Sostanzialmente si scontrano due fazioni: la prima ritiene che il futuro, scontato, incremento della popolazione mondiale paleserà un’insufficienza del cibo disponibile, accentuato dai nefasti effetti dei cambiamenti climatici. Questo schieramento comprende scienziati impegnati nella ricerca ma soprattutto le grandi multinazionali che controllano il mercato dei semi e degli altri mezzi di produzione agricoli (fitofarmaci, erbicidi, concimi chimici, etc.).

Mi convincono di più le motivazioni della fazione contrapposta, che ritiene gli OGM un veicolo per incrementare la vendita di prodotti di sintesi, soprattutto erbicidi, tollerati da queste colture, con le conseguenti ripercussioni sulla salute umana derivanti dall’accumulo di sostanze tossiche nel nostro organismo. La diffusione di colture OGM è anche nociva per l’intera catena alimentare, perché potenziale veicolo per alterare l’equilibrio degli impollinatori naturali.

Mi sorge inoltre il sospetto che la siccità, ovvero uno degli effetti più frequenti dei cambiamenti climatici, venga utilizzato per introdurre una tecnologia i cui effetti positivi sono tutti da dimostrare. Inserire uno o pochi geni nel corredo cromosomico di una coltura, non implica automaticamente un aumento della resistenza all’aridità, essendo questa una caratteristica determinata dall’azione combinata di un intero pool genico.

Le fortissime riserve che in tanti nutrono sull’utilizzo delle colture OGM si rifanno, come dichiarato dalla Corte Argentina, al principio di precauzione: nessuno, ad oggi, può dimostrare che queste colture non siano nocive per la nostra salute.

In assenza di questa certezza è opportuno che venga implementata la ricerca scientifica (imparziale) che si occupi di stabilire pro e contro di queste nuove biotecnologie.

Di contro, proprio in questi giorni, è stata pubblicata, da un pool di ricercatori italiani, sulla rivista scientifica “Digestive and Liver Disease”, una ricerca dal titolo “WHOLE-meal ancient wheat-based diet: Effect on metabolic parameters and microbiota”, che dimostra ancora una volta gli effetti benefici derivanti da una dieta comprendente farine integrali di grani antichi.

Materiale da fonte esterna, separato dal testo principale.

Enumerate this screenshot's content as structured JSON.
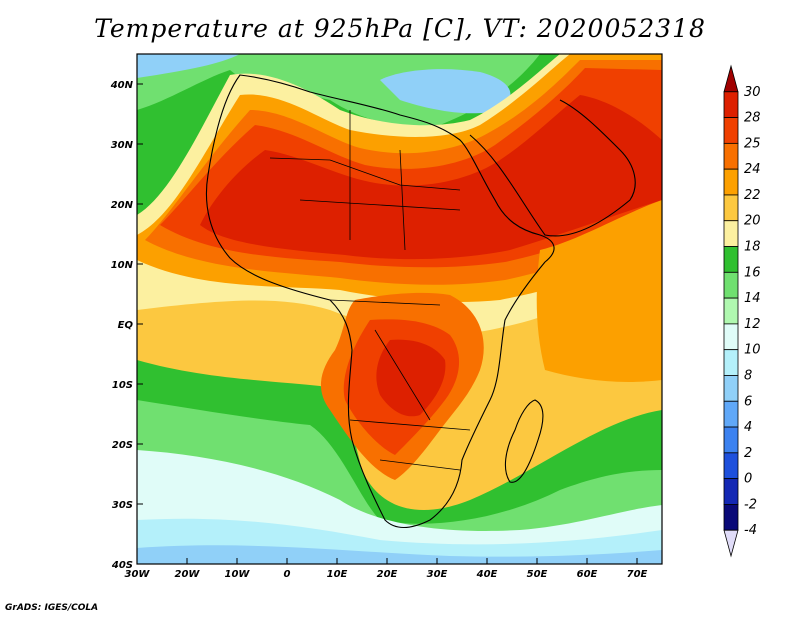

L’alimentazione a base di prodotti realizzati con queste farine ha segnalato una significativa riduzione del contenuto di ferritina, creatinina, colesterolo totale, colesterolo LDL e HDL e acido folico.

Ma ancora più importanti si sono rivelati gli effetti positivi sulla capacità del microbioma intestinale di metabolizzare i carboidrati, aumentandone l’efficienza e la funzionalità.

I detrattori dei grani antichi obietteranno che le basse rese di questi ultimi non consentono un adeguato approvvigionamento di cibo per la popolazione mondiale: ne siamo coscienti, ma sappiamo che si può e si deve programmare un serio programma di miglioramento genetico partendo da quello che la natura ci ha già fornito.

I grani antichi, anche da questo punto di vista, sono un serbatoio inesauribile.

Senza contare che le pratiche di miglioramento genetico, sempre più diffuse, che si legano alla tecnica del miglioramento genetico partecipativo ed evolutivo, portate in Italia dal professor Ceccarelli, rappresentano più di una speranza per limitare gli effetti dei cambiamenti climatici ed assicurare una stabilità per la sicurezza alimentare.